Innenminister Wolfgang Sobotka startete in oe24.TV: Im Lichte des Behörden-Versagens um den Berlin-Attentäter Amri, denkt Sobota laut über eine Fußfessel-Überwachung von IS-Rückkehrern und eine Vernetzung der privaten und behördlichen Videoüberwachung nach.

Außerdem will Sobotka, dass Flüchtlinge künftig nicht mehr in die EU einreisen dürfen – sie sollen in Lagern warten, solange ihre Asylanträge geprüft werden. Wie Deutschland will auch Österreich die Grenzkontrollen verlängern, „solange die EU nicht in der Lage ist, Außengrenzen zu schützen“.

Heeresminister Hans Peter Doskozil legte in Bild ein Konzept für Asylzentren außerhalb Europas vor. Jedes Land soll zudem seine Kapazitätsgrenzen selbst festlegen – das ergäbe eine gesamteuropäische Obergrenze .
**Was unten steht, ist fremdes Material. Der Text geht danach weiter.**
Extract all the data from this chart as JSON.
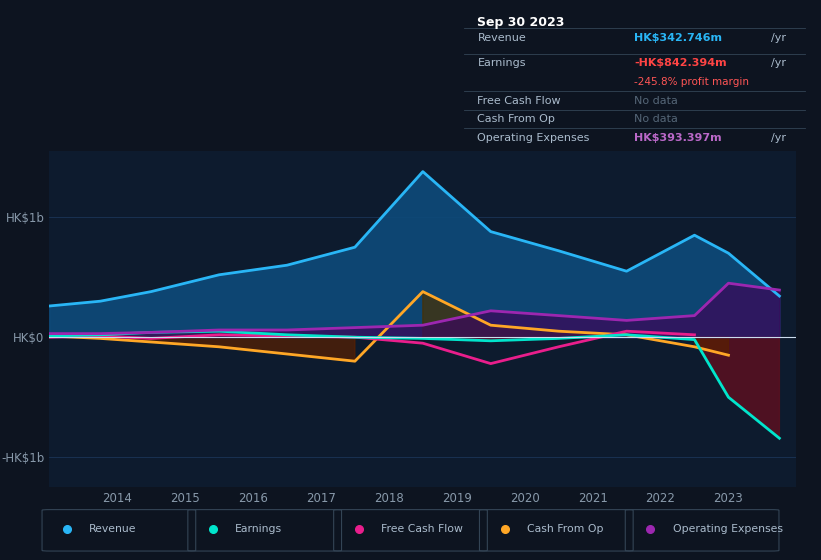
{
  "bg_color": "#0d1420",
  "plot_bg_color": "#0d1b2e",
  "ylabel_top": "HK$1b",
  "ylabel_bottom": "-HK$1b",
  "ylabel_mid": "HK$0",
  "years": [
    2013.0,
    2013.75,
    2014.5,
    2015.5,
    2016.5,
    2017.5,
    2018.5,
    2019.5,
    2020.5,
    2021.5,
    2022.5,
    2023.0,
    2023.75
  ],
  "revenue": [
    0.26,
    0.3,
    0.38,
    0.52,
    0.6,
    0.75,
    1.38,
    0.88,
    0.72,
    0.55,
    0.85,
    0.7,
    0.343
  ],
  "earnings": [
    0.01,
    0.02,
    0.04,
    0.05,
    0.02,
    0.0,
    -0.01,
    -0.03,
    -0.01,
    0.02,
    -0.02,
    -0.5,
    -0.842
  ],
  "free_cash_flow": [
    0.0,
    0.01,
    -0.01,
    0.02,
    0.01,
    0.0,
    -0.05,
    -0.22,
    -0.08,
    0.05,
    0.02,
    null,
    null
  ],
  "cash_from_op": [
    0.01,
    -0.01,
    -0.04,
    -0.08,
    -0.14,
    -0.2,
    0.38,
    0.1,
    0.05,
    0.02,
    -0.08,
    -0.15,
    null
  ],
  "operating_expenses": [
    0.03,
    0.03,
    0.04,
    0.06,
    0.06,
    0.08,
    0.1,
    0.22,
    0.18,
    0.14,
    0.18,
    0.45,
    0.393
  ],
  "revenue_color": "#29b6f6",
  "revenue_fill": "#0d4a7a",
  "earnings_color": "#00e5cc",
  "earnings_fill_pos": "#1a5c50",
  "earnings_fill_neg": "#5a1020",
  "free_cash_flow_color": "#e91e8c",
  "cash_from_op_color": "#ffa726",
  "cash_from_op_fill_pos": "#4a3000",
  "cash_from_op_fill_neg": "#5a2000",
  "operating_expenses_color": "#9c27b0",
  "operating_expenses_fill": "#3a0a5a",
  "zero_line_color": "#ccddee",
  "grid_color": "#1e3a5f",
  "text_color": "#8899aa",
  "info_box": {
    "title": "Sep 30 2023",
    "revenue_label": "Revenue",
    "revenue_value": "HK$342.746m",
    "revenue_color": "#29b6f6",
    "revenue_suffix": "/yr",
    "earnings_label": "Earnings",
    "earnings_value": "-HK$842.394m",
    "earnings_color": "#ff4444",
    "earnings_suffix": "/yr",
    "profit_margin": "-245.8% profit margin",
    "profit_margin_color": "#ff5555",
    "fcf_label": "Free Cash Flow",
    "fcf_value": "No data",
    "cfop_label": "Cash From Op",
    "cfop_value": "No data",
    "opex_label": "Operating Expenses",
    "opex_value": "HK$393.397m",
    "opex_color": "#ba68c8",
    "opex_suffix": "/yr",
    "no_data_color": "#556677"
  },
  "legend": [
    {
      "label": "Revenue",
      "color": "#29b6f6"
    },
    {
      "label": "Earnings",
      "color": "#00e5cc"
    },
    {
      "label": "Free Cash Flow",
      "color": "#e91e8c"
    },
    {
      "label": "Cash From Op",
      "color": "#ffa726"
    },
    {
      "label": "Operating Expenses",
      "color": "#9c27b0"
    }
  ]
}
Außenminister Sebastian Kurz führt einen politischen Mehrfronten-Kampf: Auf EU-Ebene fordert er, dass Asylwerber, die schon in der EU sind, wieder in Asylzentren außerhalb Europas zurückgebracht werden sollen. In Österreich legte sich Kurz mit der Islamischen Glaubensgemeinschaft an und fordert ein Kopftuchverbot im öffentlichen Dienst. (gü)

Doskozil: Rückführung in sichere Schutzzonen

Flüchtlinge sollen nach Möglichkeit nicht mehr europäischen Boden betreten. SP-Verteidigungsminister Hans Peter Doskozil legt jetzt ein Papier vor, das die gesamte europäische Asylpolitik auf den Kopf stellen soll. Entsprechend ablehnend reagierte am Freitag die EU-Kommission. Das Konzept, das ÖSTERREICH vorliegt, ist mit den VP-Ministern Wolfgang Sobotka und Sebastian Kurz abgestimmt – und soll der zentraleuropäischen Ver­teidigungskooperation im Februar vorgelegt und diskutiert werden:

• Asylzentren: „Wir müssen die illegalen Einreisen unterbinden“, sagt Doskozil. Konkret sollen Asyl- und Migrationszentren „in Drittstaaten wie Niger, Jordanien oder Usbekistan eingerichtet werden. Dorthin sollten dann auch im Mittelmeer aus Seenot gerettete Flüchtlinge gebracht werden“.

• Obergrenzen: Nach Prüfung jedes Antrages soll „eine begrenzte Anzahl von Personen“ legal in die EU einreisen. Dabei sei „unbedingt auf die Kapazitätsgrenze eines Landes zu achten“. Für jedes Land soll eine Obergrenze festgelegt werden – womit sich dann auch eine für die gesamte EU ergäbe.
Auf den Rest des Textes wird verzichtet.